India, US may conclude water, space debris, S&T pacts

India, US may conclude water, space debris, S&T pacts

India and the US hope to conclude three key agreements on issues, including space and science, at the second edition of the 2+2 ministerial dialogue in Washington on December 18.

The two sides are negotiating pacts on science and technology, water, and space that could entail technology transfer and collaboration, ET has learnt. The proposed pacts could be signed at the Foreign and Defence Minister, or 2+2, dialogue in DC.

The space deal will entail collaboration in handling space debris and incidents of increased collision threat with operational spacecraft. The pact could lead to collaboration between ISRO’s Space Situational Awareness & Management (SSAM) and the corresponding US agency.

ISRO has set up the Directorate of Space Situational Awareness and Management to protect high-value assets from space debris close approaches and collisions. A control centre is being set up in Bengaluru to systematically carry out all activities related to SSAM. It would facilitate intensified activities foreseen by SSAM with increasing clutter of space debris and operational space assets.

The ISRO control centre would host a range of activities pertaining to protection of Indian space assets from inactive satellites, pieces of orbiting objects, near-earth asteroids and adverse space weather conditions. The water agreement is likely to involve collaboration under the government’s Jal Shakti Mission.

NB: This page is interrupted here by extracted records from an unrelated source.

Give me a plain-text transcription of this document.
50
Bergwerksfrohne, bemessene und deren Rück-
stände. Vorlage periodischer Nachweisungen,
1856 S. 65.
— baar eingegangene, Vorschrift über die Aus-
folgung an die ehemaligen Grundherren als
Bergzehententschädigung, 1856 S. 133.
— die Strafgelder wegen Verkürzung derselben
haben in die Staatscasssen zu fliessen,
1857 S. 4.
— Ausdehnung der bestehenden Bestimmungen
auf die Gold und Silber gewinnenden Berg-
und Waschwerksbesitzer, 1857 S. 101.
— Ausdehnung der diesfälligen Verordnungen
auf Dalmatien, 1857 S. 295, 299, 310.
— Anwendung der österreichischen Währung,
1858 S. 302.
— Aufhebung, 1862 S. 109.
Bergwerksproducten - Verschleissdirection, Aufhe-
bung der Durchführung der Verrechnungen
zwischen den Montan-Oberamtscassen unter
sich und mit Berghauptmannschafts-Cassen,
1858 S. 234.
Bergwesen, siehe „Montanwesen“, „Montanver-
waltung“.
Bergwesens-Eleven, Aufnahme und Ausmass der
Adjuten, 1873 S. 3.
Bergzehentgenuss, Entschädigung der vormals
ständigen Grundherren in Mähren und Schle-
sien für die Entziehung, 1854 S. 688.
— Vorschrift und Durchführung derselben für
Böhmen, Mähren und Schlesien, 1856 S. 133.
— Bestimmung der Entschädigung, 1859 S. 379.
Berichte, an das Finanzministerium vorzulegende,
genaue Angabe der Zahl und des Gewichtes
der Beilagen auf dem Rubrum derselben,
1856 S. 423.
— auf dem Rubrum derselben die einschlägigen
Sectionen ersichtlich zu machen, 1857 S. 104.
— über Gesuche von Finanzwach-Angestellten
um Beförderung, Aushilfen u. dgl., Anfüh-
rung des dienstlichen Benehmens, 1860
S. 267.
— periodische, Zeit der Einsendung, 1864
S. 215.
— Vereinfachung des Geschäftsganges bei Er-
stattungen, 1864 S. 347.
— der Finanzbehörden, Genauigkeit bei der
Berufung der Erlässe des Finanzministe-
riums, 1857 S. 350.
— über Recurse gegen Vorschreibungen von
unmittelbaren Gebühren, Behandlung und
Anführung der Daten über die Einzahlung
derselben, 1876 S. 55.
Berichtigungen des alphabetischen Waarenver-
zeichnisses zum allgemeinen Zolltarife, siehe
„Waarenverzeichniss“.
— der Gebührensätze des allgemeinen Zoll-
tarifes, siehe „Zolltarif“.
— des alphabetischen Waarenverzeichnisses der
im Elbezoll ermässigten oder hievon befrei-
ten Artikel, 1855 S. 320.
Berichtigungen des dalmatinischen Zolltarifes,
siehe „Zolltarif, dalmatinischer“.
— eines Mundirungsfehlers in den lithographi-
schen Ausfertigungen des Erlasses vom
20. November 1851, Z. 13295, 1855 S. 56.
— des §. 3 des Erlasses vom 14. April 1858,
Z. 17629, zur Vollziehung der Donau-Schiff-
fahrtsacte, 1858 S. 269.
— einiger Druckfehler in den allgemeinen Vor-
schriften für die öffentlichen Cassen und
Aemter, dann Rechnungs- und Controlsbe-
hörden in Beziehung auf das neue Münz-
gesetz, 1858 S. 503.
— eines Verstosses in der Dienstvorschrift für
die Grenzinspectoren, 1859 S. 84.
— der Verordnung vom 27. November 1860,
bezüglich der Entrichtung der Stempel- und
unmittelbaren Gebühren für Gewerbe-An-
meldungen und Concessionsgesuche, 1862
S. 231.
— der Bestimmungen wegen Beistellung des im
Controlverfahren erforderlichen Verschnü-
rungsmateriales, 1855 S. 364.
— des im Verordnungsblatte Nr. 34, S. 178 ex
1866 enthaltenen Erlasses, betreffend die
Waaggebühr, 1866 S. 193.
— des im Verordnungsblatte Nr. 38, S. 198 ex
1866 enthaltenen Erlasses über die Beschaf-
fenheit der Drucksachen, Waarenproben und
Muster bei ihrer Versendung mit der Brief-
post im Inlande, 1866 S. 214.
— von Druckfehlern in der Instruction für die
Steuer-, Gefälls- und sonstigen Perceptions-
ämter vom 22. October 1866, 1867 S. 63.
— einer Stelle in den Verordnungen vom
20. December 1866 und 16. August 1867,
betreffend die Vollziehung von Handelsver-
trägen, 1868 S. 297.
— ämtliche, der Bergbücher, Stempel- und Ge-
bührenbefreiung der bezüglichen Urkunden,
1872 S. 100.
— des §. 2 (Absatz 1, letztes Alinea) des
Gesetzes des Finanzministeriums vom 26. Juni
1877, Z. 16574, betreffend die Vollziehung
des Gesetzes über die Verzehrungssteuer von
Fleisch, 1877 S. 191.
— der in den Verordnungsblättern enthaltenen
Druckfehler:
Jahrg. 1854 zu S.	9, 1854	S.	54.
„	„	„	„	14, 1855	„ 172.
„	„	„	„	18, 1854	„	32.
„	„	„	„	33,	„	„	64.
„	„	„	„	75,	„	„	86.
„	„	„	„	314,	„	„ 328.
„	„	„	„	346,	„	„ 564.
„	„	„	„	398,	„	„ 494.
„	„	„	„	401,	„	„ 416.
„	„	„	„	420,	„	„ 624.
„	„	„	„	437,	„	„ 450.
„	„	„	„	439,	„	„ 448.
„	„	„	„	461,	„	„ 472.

“Inherent in India’s growth story is a natural partnership with the US. This partnership is evolving fast both in strategic and economic domains,” Indian envoy to Washington Harsh Vardhan Shringla told students and faculty of the Harvard Kennedy School in Cambridge, Massachusetts, on Friday.

“Our defence procurement relationship has gone up from almost nil 15 years ago to nearly $20 billion today. India is now a major defence partner of the US. We have signed a number of foundation agreements and our militaries exercise regularly with each other,” he said.

Shringla said the bilateral trade between the two countries has been growing at 10% year-on-year and is expected to reach $160 billion in 2019.

“Trade has also become more balanced with US exports to India growing faster than Indian exports to the United States. Our investment relationship is also bi-directional with 2,000 US companies investing around $40 billion in India, covering almost every sector of the modern economy,” he said.